Saturday, January 24, 2015

Second Acts

One seldom realizes historic moments have occurred until well after the fact.  Fortunately, there are occasional second acts in life.  The Met's show of the Leonard Lauder Cubist Collection is just such an occasion. One hundred years after Cubism's revolution, visitors to this exhibition can witness history unfolding again in all its radical, inventive glory.

Cubism emerged over a decade, primarily in two studios, and in two stages.  The Lauder collection includes four artists, Braque, Picasso, Gris and Leger, but only the first two were making history.  The other two, along with peripheral figures, were drafting in their wake.

Of course Cubism did not emerge in a vacuum, and Braque and Picasso acknowledged as much with their numerous tributes to Cezanne.  But Cubism's grand gesture, drawing the blinds on the window of Renaissance tradition and convention, was a discreet moment in painting's history and everyone, especially its two heroes, knew it was happening and consciously took credit for it.

Try as we might, the objects and figures referenced in the matter-of-fact titles bestowed on their canvases by Braque and Picasso led the viewer into dead ends.  One could not penetrate the canvas, that is, look through the window.  Even their reductive monochromatic palettes thwarted the expectations built up over four hundred years of painting.  The framed canvas was no window on the world.

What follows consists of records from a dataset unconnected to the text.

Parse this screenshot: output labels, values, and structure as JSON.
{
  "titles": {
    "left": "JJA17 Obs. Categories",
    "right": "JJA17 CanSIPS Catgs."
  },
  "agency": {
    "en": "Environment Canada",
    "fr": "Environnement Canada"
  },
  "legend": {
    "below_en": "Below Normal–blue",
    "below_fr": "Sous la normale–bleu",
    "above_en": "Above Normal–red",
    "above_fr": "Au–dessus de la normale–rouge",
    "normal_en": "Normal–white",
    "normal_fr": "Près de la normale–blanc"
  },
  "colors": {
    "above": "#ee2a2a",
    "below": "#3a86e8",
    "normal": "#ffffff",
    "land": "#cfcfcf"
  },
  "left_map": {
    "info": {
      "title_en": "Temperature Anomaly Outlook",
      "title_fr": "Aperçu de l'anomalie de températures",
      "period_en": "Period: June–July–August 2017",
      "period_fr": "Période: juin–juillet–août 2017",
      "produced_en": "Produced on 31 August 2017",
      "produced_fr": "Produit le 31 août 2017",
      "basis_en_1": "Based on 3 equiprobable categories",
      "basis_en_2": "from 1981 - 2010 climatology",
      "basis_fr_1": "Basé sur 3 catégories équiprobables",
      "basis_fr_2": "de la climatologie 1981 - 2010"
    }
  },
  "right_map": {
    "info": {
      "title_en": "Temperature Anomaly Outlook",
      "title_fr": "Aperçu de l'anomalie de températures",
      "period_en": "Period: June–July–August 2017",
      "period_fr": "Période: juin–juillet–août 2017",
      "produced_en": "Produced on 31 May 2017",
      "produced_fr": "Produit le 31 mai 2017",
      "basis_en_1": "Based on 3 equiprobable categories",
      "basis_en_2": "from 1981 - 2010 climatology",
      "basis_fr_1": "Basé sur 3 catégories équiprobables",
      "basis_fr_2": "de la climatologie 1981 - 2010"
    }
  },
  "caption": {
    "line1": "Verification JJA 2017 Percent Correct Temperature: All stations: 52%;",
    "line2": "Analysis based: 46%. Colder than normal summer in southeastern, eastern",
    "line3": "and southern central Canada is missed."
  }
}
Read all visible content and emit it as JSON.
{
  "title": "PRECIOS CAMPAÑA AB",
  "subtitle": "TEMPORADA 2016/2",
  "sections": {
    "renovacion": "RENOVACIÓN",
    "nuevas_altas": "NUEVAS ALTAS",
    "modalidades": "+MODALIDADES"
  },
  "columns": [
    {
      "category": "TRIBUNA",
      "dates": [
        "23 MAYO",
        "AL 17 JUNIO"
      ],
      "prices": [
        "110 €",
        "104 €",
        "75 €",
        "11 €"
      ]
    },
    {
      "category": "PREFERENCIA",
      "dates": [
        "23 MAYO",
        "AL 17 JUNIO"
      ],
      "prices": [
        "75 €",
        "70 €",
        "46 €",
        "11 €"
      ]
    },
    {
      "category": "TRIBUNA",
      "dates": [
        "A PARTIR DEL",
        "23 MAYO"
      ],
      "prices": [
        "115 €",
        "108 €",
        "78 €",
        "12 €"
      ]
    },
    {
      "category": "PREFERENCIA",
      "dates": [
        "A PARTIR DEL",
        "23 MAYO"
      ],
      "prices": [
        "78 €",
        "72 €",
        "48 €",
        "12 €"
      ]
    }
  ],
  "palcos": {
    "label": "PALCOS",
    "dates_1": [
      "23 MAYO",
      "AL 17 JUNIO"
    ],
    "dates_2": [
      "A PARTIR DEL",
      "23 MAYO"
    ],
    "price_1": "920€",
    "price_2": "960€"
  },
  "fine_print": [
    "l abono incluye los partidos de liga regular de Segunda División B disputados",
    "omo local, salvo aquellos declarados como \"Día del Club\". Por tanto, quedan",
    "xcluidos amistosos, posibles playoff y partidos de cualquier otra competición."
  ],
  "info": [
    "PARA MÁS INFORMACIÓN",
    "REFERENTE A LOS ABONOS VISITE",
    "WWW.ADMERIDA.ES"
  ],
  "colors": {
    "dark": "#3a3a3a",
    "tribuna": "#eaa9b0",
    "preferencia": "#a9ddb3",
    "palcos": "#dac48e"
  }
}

Modernism's water had broken.

A few years later the second stage emerged as Braque and Picasso began incorporating newspaper clippings or chair caning among other objects in their canvases.  Thus, these masters of representation willingly stepped aside and allowed things to represent themselves.  Modernism was born.  Paintings were indeed flat panels on wood, canvas or other material with paint and things on them.  Pure abstraction was unleashed and Modernism surged ahead.

The Lauder collection is extraordinarily rich in surveying these dramatic moments as they burst onto the scene.  As a bonus since all 81 works in the collection now permanently reside at the Met, the gift not only makes that museum a prime destination for anyone wishing to understand Cubism, but a mere 30 blocks south sits MOMA, which owns the greatest, large-scale triumph of Cubism, Picasso's Les Demoiselles d'Avignon.  Thus, the visitor to New York can see the birth of modernism in a single afternoon.